Una y otra vez, ya sea en el ámbito personal o en el geopolítico, un pequeño paso hacia Trump tiende a ser bien recibido. La fealdad extravagante de sus declaraciones hace que esto sea difícil de ver. Cuando un presidente de EE. UU. quiere “tomar” Gaza y desarrollarla en una Cote d’Azur levantina, lanzarle un hueso —en comercio, en cualquier cosa— parece sin sentido. Pero el registro es el registro. Por supuesto, el problema con este argumento es que se socava a sí mismo. Si la costumbre del presidente de declarar victoria en disputas casi tan fácilmente como las inicia se convierte en un tópico, una Cosas que la gente sabe, su ego no lo aceptará. Aumentará sus demandas.

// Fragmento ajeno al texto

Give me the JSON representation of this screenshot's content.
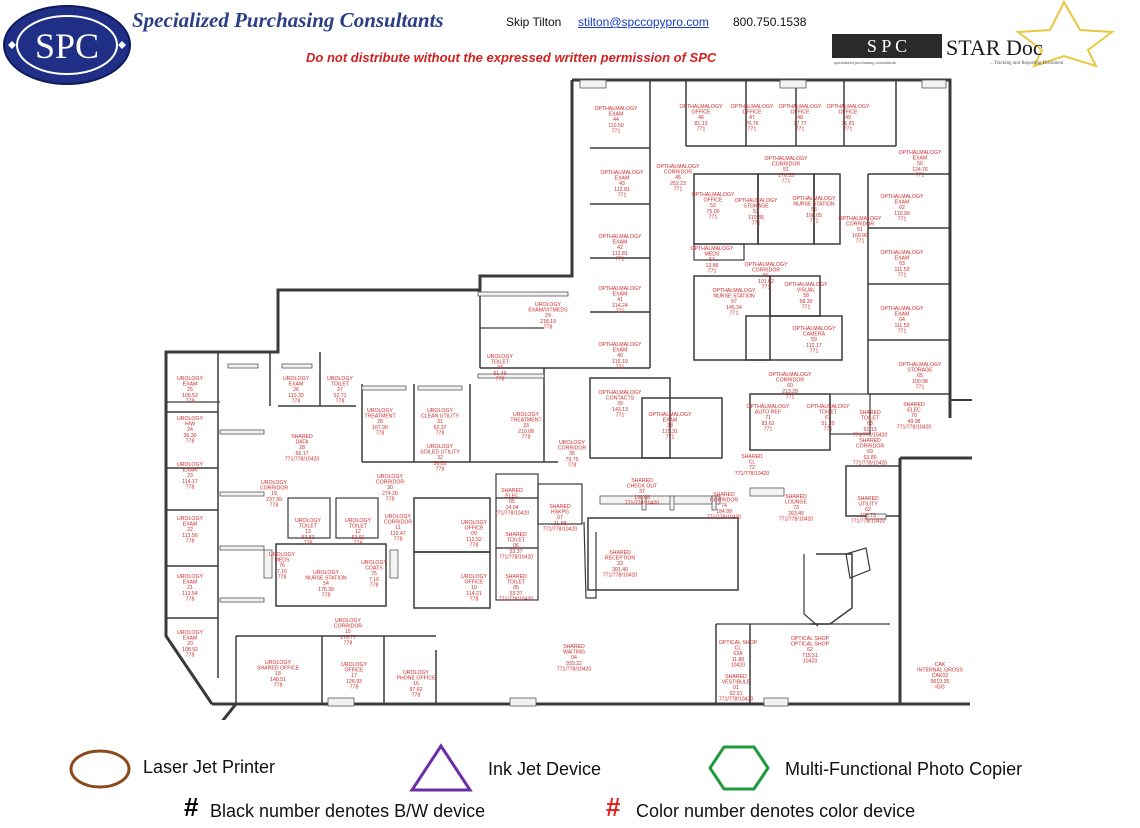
{
  "header": {
    "logo_text": "SPC",
    "company": "Specialized Purchasing Consultants",
    "contact_name": "Skip Tilton",
    "contact_email": "stilton@spccopypro.com",
    "contact_phone": "800.750.1538",
    "warning": "Do not distribute without the expressed written permission of SPC",
    "stardoc_logo": "S P C",
    "stardoc_title": "STAR Doc",
    "stardoc_subtitle": "...Tracking and Reporting Document",
    "stardoc_under": "specialized purchasing consultants"
  },
  "rooms": [
    {
      "lines": [
        "OPTHALMALOGY",
        "EXAM",
        "44",
        "110.50",
        "771"
      ]
    },
    {
      "lines": [
        "OPTHALMALOGY",
        "OFFICE",
        "46",
        "81.13",
        "771"
      ]
    },
    {
      "lines": [
        "OPTHALMALOGY",
        "OFFICE",
        "47",
        "76.76",
        "771"
      ]
    },
    {
      "lines": [
        "OPTHALMALOGY",
        "OFFICE",
        "48",
        "77.77",
        "771"
      ]
    },
    {
      "lines": [
        "OPTHALMALOGY",
        "OFFICE",
        "49",
        "76.81",
        "771"
      ]
    },
    {
      "lines": [
        "OPTHALMALOGY",
        "CORRIDOR",
        "45",
        "252.23",
        "771"
      ]
    },
    {
      "lines": [
        "OPTHALMALOGY",
        "CORRIDOR",
        "51",
        "176.53",
        "771"
      ]
    },
    {
      "lines": [
        "OPTHALMALOGY",
        "EXAM",
        "50",
        "124.76",
        "771"
      ]
    },
    {
      "lines": [
        "OPTHALMALOGY",
        "EXAM",
        "43",
        "112.81",
        "771"
      ]
    },
    {
      "lines": [
        "OPTHALMALOGY",
        "OFFICE",
        "52",
        "75.00",
        "771"
      ]
    },
    {
      "lines": [
        "OPTHALMALOGY",
        "STORAGE",
        "53",
        "110.35",
        "771"
      ]
    },
    {
      "lines": [
        "OPTHALMALOGY",
        "NURSE STATION",
        "55",
        "108.05",
        "771"
      ]
    },
    {
      "lines": [
        "OPTHALMALOGY",
        "CORRIDOR",
        "51",
        "160.90",
        "771"
      ]
    },
    {
      "lines": [
        "OPTHALMALOGY",
        "EXAM",
        "62",
        "110.90",
        "771"
      ]
    },
    {
      "lines": [
        "OPTHALMALOGY",
        "EXAM",
        "42",
        "112.81",
        "771"
      ]
    },
    {
      "lines": [
        "OPTHALMALOGY",
        "MEDS",
        "54",
        "13.86",
        "771"
      ]
    },
    {
      "lines": [
        "OPTHALMALOGY",
        "CORRIDOR",
        "56",
        "101.02",
        "771"
      ]
    },
    {
      "lines": [
        "OPTHALMALOGY",
        "EXAM",
        "63",
        "111.53",
        "771"
      ]
    },
    {
      "lines": [
        "OPTHALMALOGY",
        "EXAM",
        "41",
        "114.24",
        "771"
      ]
    },
    {
      "lines": [
        "OPTHALMALOGY",
        "NURSE STATION",
        "57",
        "145.34",
        "771"
      ]
    },
    {
      "lines": [
        "OPTHALMALOGY",
        "VISUAL",
        "58",
        "58.30",
        "771"
      ]
    },
    {
      "lines": [
        "OPTHALMALOGY",
        "EXAM",
        "64",
        "111.53",
        "771"
      ]
    },
    {
      "lines": [
        "UROLOGY",
        "EXAM/VITMEDS",
        "29",
        "218.19",
        "778"
      ]
    },
    {
      "lines": [
        "OPTHALMALOGY",
        "CAMERA",
        "59",
        "112.17",
        "771"
      ]
    },
    {
      "lines": [
        "OPTHALMALOGY",
        "EXAM",
        "40",
        "115.19",
        "771"
      ]
    },
    {
      "lines": [
        "UROLOGY",
        "TOILET",
        "34",
        "51.49",
        "778"
      ]
    },
    {
      "lines": [
        "OPTHALMALOGY",
        "STORAGE",
        "65",
        "100.98",
        "771"
      ]
    },
    {
      "lines": [
        "OPTHALMALOGY",
        "CORRIDOR",
        "60",
        "213.28",
        "771"
      ]
    },
    {
      "lines": [
        "UROLOGY",
        "EXAM",
        "25",
        "109.52",
        "778"
      ]
    },
    {
      "lines": [
        "UROLOGY",
        "EXAM",
        "26",
        "110.33",
        "778"
      ]
    },
    {
      "lines": [
        "UROLOGY",
        "TOILET",
        "27",
        "52.71",
        "778"
      ]
    },
    {
      "lines": [
        "OPTHALMALOGY",
        "CONTACTS",
        "39",
        "143.13",
        "771"
      ]
    },
    {
      "lines": [
        "UROLOGY",
        "TREATMENT",
        "28",
        "167.90",
        "778"
      ]
    },
    {
      "lines": [
        "UROLOGY",
        "CLEAN UTILITY",
        "31",
        "62.37",
        "778"
      ]
    },
    {
      "lines": [
        "UROLOGY",
        "TREATMENT",
        "33",
        "210.08",
        "778"
      ]
    },
    {
      "lines": [
        "OPTHALMALOGY",
        "EXAM",
        "38",
        "115.31",
        "771"
      ]
    },
    {
      "lines": [
        "OPTHALMALOGY",
        "AUTO REF",
        "71",
        "83.62",
        "771"
      ]
    },
    {
      "lines": [
        "OPTHALMALOGY",
        "TOILET",
        "67",
        "51.20",
        "771"
      ]
    },
    {
      "lines": [
        "SHARED",
        "TOILET",
        "68",
        "51.13",
        "771/778/10420"
      ]
    },
    {
      "lines": [
        "SHARED",
        "ELEC",
        "70",
        "49.98",
        "771/778/10420"
      ]
    },
    {
      "lines": [
        "UROLOGY",
        "H/W",
        "24",
        "36.30",
        "778"
      ]
    },
    {
      "lines": [
        "SHARED",
        "DATA",
        "28",
        "65.17",
        "771/778/10420"
      ]
    },
    {
      "lines": [
        "UROLOGY",
        "SOILED UTILITY",
        "32",
        "56.82",
        "778"
      ]
    },
    {
      "lines": [
        "UROLOGY",
        "CORRIDOR",
        "35",
        "79.75",
        "778"
      ]
    },
    {
      "lines": [
        "SHARED",
        "CORRIDOR",
        "69",
        "63.89",
        "771/778/10420"
      ]
    },
    {
      "lines": [
        "UROLOGY",
        "EXAM",
        "23",
        "114.17",
        "778"
      ]
    },
    {
      "lines": [
        "SHARED",
        "CL",
        "72",
        "",
        "771/778/10420"
      ]
    },
    {
      "lines": [
        "UROLOGY",
        "CORRIDOR",
        "30",
        "274.20",
        "778"
      ]
    },
    {
      "lines": [
        "SHARED",
        "CHECK OUT",
        "37",
        "190.08",
        "771/778/10420"
      ]
    },
    {
      "lines": [
        "UROLOGY",
        "CORRIDOR",
        "19",
        "237.99",
        "778"
      ]
    },
    {
      "lines": [
        "SHARED",
        "ELEC",
        "05",
        "14.04",
        "771/778/10420"
      ]
    },
    {
      "lines": [
        "SHARED",
        "CORRIDOR",
        "74",
        "184.99",
        "771/778/10420"
      ]
    },
    {
      "lines": [
        "SHARED",
        "LOUNGE",
        "73",
        "263.45",
        "771/778/10420"
      ]
    },
    {
      "lines": [
        "SHARED",
        "UTILITY",
        "62",
        "102.73",
        "771/778/10420"
      ]
    },
    {
      "lines": [
        "UROLOGY",
        "CORRIDOR",
        "11",
        "112.47",
        "778"
      ]
    },
    {
      "lines": [
        "SHARED",
        "HSKPG",
        "07",
        "21.88",
        "771/778/10420"
      ]
    },
    {
      "lines": [
        "UROLOGY",
        "EXAM",
        "22",
        "113.56",
        "778"
      ]
    },
    {
      "lines": [
        "UROLOGY",
        "TOILET",
        "13",
        "53.83",
        "778"
      ]
    },
    {
      "lines": [
        "UROLOGY",
        "TOILET",
        "12",
        "53.91",
        "778"
      ]
    },
    {
      "lines": [
        "UROLOGY",
        "OFFICE",
        "09",
        "112.52",
        "778"
      ]
    },
    {
      "lines": [
        "SHARED",
        "TOILET",
        "06",
        "53.37",
        "771/778/10420"
      ]
    },
    {
      "lines": [
        "SHARED",
        "RECEPTION",
        "33",
        "301.40",
        "771/778/10420"
      ]
    },
    {
      "lines": [
        "UROLOGY",
        "MEDS",
        "76",
        "7.16",
        "778"
      ]
    },
    {
      "lines": [
        "UROLOGY",
        "COATS",
        "75",
        "7.16",
        "778"
      ]
    },
    {
      "lines": [
        "UROLOGY",
        "NURSE STATION",
        "54",
        "176.39",
        "778"
      ]
    },
    {
      "lines": [
        "UROLOGY",
        "EXAM",
        "21",
        "113.54",
        "778"
      ]
    },
    {
      "lines": [
        "UROLOGY",
        "OFFICE",
        "10",
        "114.21",
        "778"
      ]
    },
    {
      "lines": [
        "SHARED",
        "TOILET",
        "05",
        "53.37",
        "771/778/10420"
      ]
    },
    {
      "lines": [
        "UROLOGY",
        "CORRIDOR",
        "15",
        "176.77",
        "778"
      ]
    },
    {
      "lines": [
        "UROLOGY",
        "EXAM",
        "20",
        "108.92",
        "778"
      ]
    },
    {
      "lines": [
        "SHARED",
        "WAITING",
        "04",
        "933.22",
        "771/778/10420"
      ]
    },
    {
      "lines": [
        "OPTICAL SHOP",
        "CL",
        "62A",
        "11.80",
        "10420"
      ]
    },
    {
      "lines": [
        "OPTICAL SHOP",
        "OPTICAL SHOP",
        "62",
        "715.51",
        "10420"
      ]
    },
    {
      "lines": [
        "UROLOGY",
        "SHARED OFFICE",
        "18",
        "148.51",
        "778"
      ]
    },
    {
      "lines": [
        "UROLOGY",
        "OFFICE",
        "17",
        "126.93",
        "778"
      ]
    },
    {
      "lines": [
        "UROLOGY",
        "PHONE OFFICE",
        "16",
        "97.62",
        "778"
      ]
    },
    {
      "lines": [
        "SHARED",
        "VESTIBULE",
        "01",
        "92.91",
        "771/778/10420"
      ]
    },
    {
      "lines": [
        "CAK",
        "INTERNAL GROSS",
        "CAK02",
        "9619.35",
        "IGG"
      ]
    }
  ],
  "legend": {
    "laser": "Laser Jet Printer",
    "inkjet": "Ink Jet Device",
    "mfp": "Multi-Functional Photo Copier",
    "bw_symbol": "#",
    "bw_text": "Black number denotes B/W device",
    "color_symbol": "#",
    "color_text": "Color number denotes color device",
    "colors": {
      "laser": "#8b4a1c",
      "inkjet": "#6b2fa3",
      "mfp": "#1f9a3c",
      "color_number": "#e01e1e"
    }
  }
}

Hasta entonces, los países que lo enfrentan tienen que usar lo que tienen. El anhelo inquieto de Trump por los “tratos”, como pruebas de su influencia personal, es algo que se puede explotar. Al final, pese a las noticias que salvan la cara el lunes por la mañana, los mercados siguen siendo ingenuos sobre él. Para cualquiera que reconozca que el comercio y el internacionalismo han elevado el destino de la humanidad, no hay buenas noticias sobre los próximos cuatro años, solo formas menos malas de operar en la tormenta.